Which is perhaps the upside to this week’s otherwise desperate news.
Impostor Syndrome, we hardly knew ye.
Last week’s hi, tech. had the highest number of views I’ve ever had - and that’s quite something, considering I lose subscribers most weeks.
So why the change in tone this week? Mainly, I’ve been very busy and writing like this is quicker. This has been scribbled out in one Saturday morning session before I head off to the football.
But we can pick up on some of last week’s themes briefly now, to return in more depth later.
I saw this piece of research from a colleague at Kellogg Business School the other day:
Organisations really struggle to encourage employees to take risks. There are plentfiful factors at play here, but the lack of a space to trial new ideas safely is certainly one of them.
Thank you very much to those who reached out to discuss the topics in the last newsletter. It seems we might be onto something here, so I’ll keep posting updates as I make very slow progress. Do get in touch with any thoughts or collaboration ideas!
I enjoyed this article from the CTO at Stable Diffusion:
I did struggle with this bit, though:
“At Stability we're putting the open back in AI”
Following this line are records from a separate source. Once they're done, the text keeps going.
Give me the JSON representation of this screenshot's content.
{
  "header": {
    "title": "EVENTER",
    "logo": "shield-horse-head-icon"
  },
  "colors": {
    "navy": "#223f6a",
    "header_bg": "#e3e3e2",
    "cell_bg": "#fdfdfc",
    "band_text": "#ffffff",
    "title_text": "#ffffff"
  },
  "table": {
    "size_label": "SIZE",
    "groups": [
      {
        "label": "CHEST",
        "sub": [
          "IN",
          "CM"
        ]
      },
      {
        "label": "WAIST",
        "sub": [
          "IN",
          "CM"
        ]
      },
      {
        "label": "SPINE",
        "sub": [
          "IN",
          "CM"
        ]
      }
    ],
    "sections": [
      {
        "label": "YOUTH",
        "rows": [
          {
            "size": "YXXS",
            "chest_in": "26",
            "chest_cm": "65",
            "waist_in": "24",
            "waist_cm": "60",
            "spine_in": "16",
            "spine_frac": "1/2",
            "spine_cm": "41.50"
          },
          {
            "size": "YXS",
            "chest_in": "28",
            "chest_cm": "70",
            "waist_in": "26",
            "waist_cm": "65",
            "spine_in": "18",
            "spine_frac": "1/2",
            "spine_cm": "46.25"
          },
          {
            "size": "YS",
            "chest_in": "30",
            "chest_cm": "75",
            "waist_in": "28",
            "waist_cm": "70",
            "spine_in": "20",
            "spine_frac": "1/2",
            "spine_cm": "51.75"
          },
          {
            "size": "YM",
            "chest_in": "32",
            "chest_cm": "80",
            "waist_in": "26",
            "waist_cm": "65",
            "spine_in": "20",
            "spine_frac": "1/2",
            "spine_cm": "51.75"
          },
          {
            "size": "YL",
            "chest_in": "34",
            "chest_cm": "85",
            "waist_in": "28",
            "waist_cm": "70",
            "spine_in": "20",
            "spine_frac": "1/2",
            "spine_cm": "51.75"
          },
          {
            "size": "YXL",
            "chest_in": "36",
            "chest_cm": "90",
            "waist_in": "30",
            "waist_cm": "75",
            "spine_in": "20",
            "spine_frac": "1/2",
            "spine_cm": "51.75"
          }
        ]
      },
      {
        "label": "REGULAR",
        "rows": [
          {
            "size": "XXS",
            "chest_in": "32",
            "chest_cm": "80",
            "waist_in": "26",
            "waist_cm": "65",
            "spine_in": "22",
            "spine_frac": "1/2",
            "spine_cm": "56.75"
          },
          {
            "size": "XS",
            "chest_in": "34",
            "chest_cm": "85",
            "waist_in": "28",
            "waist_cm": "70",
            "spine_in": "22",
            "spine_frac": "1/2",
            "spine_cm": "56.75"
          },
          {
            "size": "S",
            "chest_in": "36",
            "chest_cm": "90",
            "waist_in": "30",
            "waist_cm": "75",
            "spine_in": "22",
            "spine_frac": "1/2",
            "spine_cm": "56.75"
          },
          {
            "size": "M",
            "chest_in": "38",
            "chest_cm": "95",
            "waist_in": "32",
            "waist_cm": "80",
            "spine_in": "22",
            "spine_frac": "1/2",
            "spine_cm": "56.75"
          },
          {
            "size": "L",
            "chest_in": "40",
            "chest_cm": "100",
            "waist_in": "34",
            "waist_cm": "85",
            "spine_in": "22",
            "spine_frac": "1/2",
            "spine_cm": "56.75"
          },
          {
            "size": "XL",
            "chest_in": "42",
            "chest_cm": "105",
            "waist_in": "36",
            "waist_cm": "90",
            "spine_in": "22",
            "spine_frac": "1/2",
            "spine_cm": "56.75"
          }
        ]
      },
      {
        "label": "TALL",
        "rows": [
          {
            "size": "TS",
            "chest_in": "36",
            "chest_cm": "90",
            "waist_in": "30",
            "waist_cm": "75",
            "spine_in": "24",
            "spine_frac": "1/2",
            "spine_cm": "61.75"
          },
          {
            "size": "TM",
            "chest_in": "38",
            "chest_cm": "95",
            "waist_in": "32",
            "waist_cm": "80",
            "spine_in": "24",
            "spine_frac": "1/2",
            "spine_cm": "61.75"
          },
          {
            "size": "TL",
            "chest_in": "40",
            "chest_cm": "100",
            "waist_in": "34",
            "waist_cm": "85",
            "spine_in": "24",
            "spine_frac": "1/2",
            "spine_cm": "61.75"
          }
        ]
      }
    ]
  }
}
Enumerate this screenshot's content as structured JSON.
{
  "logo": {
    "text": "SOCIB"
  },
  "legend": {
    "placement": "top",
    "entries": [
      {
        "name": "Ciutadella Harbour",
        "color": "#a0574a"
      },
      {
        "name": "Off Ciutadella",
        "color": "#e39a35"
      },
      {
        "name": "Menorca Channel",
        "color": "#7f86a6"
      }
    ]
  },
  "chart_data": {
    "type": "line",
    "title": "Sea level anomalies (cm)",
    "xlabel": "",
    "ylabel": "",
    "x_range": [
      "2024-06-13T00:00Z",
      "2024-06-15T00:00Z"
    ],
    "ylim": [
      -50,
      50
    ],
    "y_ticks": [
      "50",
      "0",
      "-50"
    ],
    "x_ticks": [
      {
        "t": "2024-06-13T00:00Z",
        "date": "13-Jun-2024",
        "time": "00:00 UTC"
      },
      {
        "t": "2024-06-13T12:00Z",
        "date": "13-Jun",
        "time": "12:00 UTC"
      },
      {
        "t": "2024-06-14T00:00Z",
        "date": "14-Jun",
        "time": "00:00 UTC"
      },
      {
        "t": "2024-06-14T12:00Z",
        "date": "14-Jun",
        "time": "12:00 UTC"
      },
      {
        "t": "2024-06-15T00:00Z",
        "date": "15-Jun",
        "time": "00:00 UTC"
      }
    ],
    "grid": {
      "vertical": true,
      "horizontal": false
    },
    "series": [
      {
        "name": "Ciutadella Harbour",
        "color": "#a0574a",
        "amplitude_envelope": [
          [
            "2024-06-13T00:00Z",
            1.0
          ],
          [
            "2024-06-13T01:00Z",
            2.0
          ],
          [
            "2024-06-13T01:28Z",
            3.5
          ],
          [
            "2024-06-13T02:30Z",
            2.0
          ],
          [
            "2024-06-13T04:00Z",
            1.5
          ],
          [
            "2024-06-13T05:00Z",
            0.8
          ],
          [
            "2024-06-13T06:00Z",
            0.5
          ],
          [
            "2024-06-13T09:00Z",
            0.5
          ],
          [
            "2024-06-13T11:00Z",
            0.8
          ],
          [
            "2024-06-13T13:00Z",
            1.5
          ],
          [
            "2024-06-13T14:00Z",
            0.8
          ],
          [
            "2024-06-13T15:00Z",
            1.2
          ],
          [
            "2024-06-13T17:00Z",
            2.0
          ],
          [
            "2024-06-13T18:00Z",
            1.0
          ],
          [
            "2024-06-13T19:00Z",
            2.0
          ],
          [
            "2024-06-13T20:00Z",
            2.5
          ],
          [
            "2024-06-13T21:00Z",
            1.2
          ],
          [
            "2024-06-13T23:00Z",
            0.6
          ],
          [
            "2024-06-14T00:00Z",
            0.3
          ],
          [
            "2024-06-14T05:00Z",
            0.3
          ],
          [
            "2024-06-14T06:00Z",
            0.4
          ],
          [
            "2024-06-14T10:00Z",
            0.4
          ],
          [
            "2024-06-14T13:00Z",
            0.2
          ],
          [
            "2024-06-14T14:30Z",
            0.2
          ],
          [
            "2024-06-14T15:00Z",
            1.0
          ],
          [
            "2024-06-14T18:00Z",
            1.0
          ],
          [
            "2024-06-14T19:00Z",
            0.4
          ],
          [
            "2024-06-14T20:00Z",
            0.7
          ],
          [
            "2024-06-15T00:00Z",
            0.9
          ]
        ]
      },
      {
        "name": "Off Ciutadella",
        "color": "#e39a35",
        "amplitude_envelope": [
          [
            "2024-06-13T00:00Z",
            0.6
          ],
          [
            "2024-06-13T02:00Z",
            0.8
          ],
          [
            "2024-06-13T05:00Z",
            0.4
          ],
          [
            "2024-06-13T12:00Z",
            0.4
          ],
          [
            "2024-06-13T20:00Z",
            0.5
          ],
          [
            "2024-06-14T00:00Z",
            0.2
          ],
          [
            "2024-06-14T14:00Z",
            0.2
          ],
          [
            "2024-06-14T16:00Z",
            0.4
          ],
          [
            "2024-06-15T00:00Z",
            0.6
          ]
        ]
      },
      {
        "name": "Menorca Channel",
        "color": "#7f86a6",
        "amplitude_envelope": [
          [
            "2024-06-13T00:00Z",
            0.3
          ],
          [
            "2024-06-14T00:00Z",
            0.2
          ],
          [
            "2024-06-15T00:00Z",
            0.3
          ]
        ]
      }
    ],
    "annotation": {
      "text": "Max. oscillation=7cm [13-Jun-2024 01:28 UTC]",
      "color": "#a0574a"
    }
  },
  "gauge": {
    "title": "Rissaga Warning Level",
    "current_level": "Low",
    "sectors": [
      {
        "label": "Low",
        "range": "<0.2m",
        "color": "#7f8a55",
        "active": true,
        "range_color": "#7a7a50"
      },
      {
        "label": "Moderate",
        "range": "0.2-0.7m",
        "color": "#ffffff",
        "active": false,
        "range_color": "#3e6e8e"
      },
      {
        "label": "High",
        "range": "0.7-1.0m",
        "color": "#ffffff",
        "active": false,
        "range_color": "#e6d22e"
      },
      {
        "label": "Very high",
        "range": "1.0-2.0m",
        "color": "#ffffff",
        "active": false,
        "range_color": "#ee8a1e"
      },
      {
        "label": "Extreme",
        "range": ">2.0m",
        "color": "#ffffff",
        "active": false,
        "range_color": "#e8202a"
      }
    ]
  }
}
That’s just not how the idiom works, is it?
Here’s a working example:
“I’ll put the ‘pal’ back into ‘principal’.”
If you put the “open” back in AI, you end up with
Artificial Intelliopengence
Or
Artificiopenal Intelligence
It makes you realise why we took the “open” out of AI in the first place.
If you can overlook that (I couldn’t), it’s an interesting take on the open AI movement that raises as many questions as it answers. For instance, how can we possibly control AI that anyone can use for any purpose they wish?
Meta has announced its new text-to-video AI and that almost scares me more.
Although, I did go viral with my response to the announcement with my suggestion of a prompt to test the new tech to its limits:
I beat my personal best by 100 likes.
Cool Beans
“Surprisingly, winter hasn’t cooled iced coffee sales as it has in the past. In December 2021, ready-to-drink coffee unit sales rose 18.8% compared to the same month a year before.”
I’ve mentioned my idea before for an iced coffee shop called “Cool Beans”. But what if it were a canned drink instead? And what if we could make clear cans, so people could see the funky colours inside?
Well you’d have a billion dollar business, my friend. Or a trillion pound business, as we call it here.
10 biggest announcements from Google Search On 22
“Your camera is your next keyboard,” according to a suit at Google’s Search On conference.
I really do want to agree. I’ve been on board with visual search since before Jesus was born, but there are still important behavioural boundaries to cross before it goes fully mainstream.
Furthermore, the new features (for example, search for objects “near me” with a camera to find in-stock items in nearby stores) will only work if the store’s inventory is synced up with Google Shopping. There is still some friction here that will slow the process down.
And that’s if the retailer wants to share this data with Google, which I’d discourage.
Overall, I am still very optimistic about this technology. I just think that, five or so years on, we need to ask why it hasn’t taken off yet and then address those points. The technology is fantastic, but it has been for some time now. We need to work on the less glamorous parts now, too.
That’ll do us for this week.
Consider it my audition tape for that Daily Show slot.